There are just about as many different mole sauces as there are mole cooks, and you will find a variety of regional favorites in Mexico as well: In Oaxaca alone,foodrepublic.com Jess Kapadia cites seven very different local moles with varying ingredients that might include pineapple, beef bones or crushed tortillas.
One thing moles have in common: They tend to be labor-intensive efforts, with long lists of ingredients and intricate cooking instructions.
We wanted to make mole easier to achieve for home cooks who don't have the time to roast peppers, grind spices and assemble more than a dozen other ingredients for the savory sauce.
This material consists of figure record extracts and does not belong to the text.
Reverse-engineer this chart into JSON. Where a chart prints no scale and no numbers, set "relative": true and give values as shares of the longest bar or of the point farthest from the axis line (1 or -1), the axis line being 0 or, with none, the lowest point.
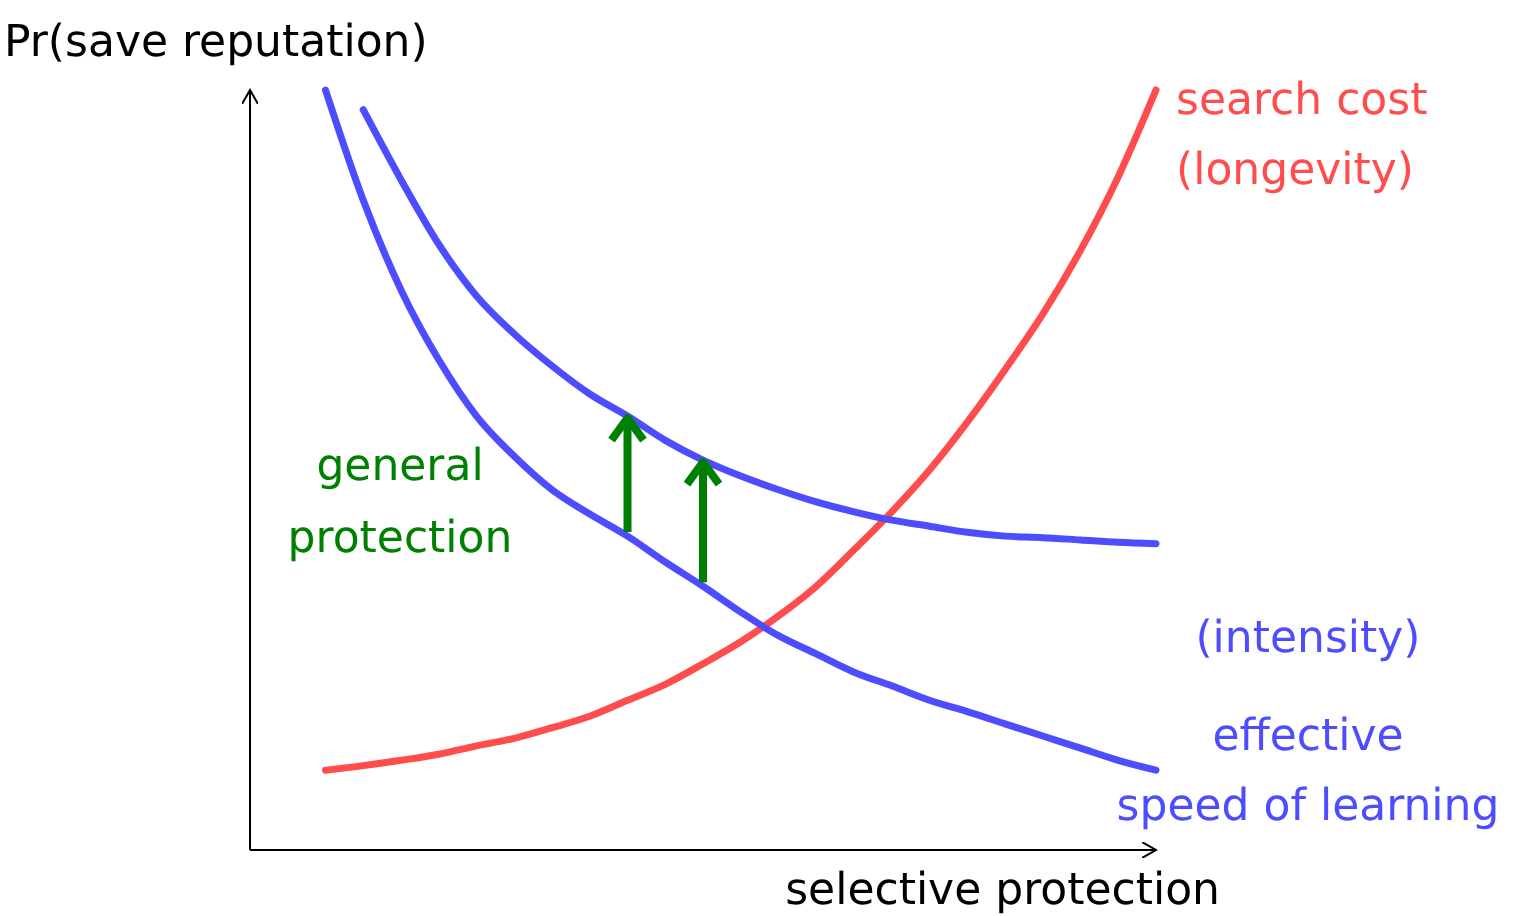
{
  "chart_data": {
    "type": "line",
    "relative": true,
    "xlabel": "selective protection",
    "ylabel": "Pr(save reputation)",
    "annotations": [
      "general\nprotection"
    ],
    "categories": [
      null,
      null,
      null,
      null,
      null,
      null,
      null,
      null,
      null,
      null,
      null,
      null,
      null,
      null,
      null,
      null,
      null,
      null,
      null,
      null,
      null,
      null,
      null,
      null,
      null
    ],
    "series": [
      {
        "name": "search cost\n(longevity)",
        "color": "#ff4d4d",
        "values": [
          null,
          null,
          0.105,
          0.111,
          0.118,
          0.126,
          0.137,
          0.147,
          0.161,
          0.176,
          0.197,
          0.218,
          0.245,
          0.274,
          0.308,
          0.347,
          0.395,
          0.445,
          0.5,
          0.563,
          0.632,
          0.705,
          0.789,
          0.886,
          1
        ]
      },
      {
        "name": "(intensity)",
        "color": "#4d4dff",
        "values": [
          null,
          null,
          null,
          0.974,
          0.882,
          0.797,
          0.729,
          0.679,
          0.637,
          0.6,
          0.571,
          0.539,
          0.513,
          0.492,
          0.474,
          0.458,
          0.445,
          0.434,
          0.426,
          0.418,
          0.413,
          0.411,
          0.408,
          0.405,
          0.403
        ]
      },
      {
        "name": "effective\nspeed of learning",
        "color": "#4d4dff",
        "values": [
          null,
          null,
          1,
          0.855,
          0.737,
          0.645,
          0.571,
          0.518,
          0.474,
          0.442,
          0.413,
          0.379,
          0.347,
          0.313,
          0.282,
          0.258,
          0.234,
          0.216,
          0.197,
          0.182,
          0.166,
          0.15,
          0.134,
          0.118,
          0.105
        ]
      }
    ]
  }
}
This dry blend combines 21 ingredients: chilies, almonds, pistachios, sesame, peanuts, hazelnuts, prunes, chocolate, cinnamon, oregano, black pepper, bay leaves, thyme, coriander, anise, nutmeg, ginger, cumin, saffron, salt and sugar. Its all you need to spice your mole.
Our recipe calls for a bit of plantain banana, often used in Mexican moles to thicken and sweeten the sauce. Make sure its nice and ripe.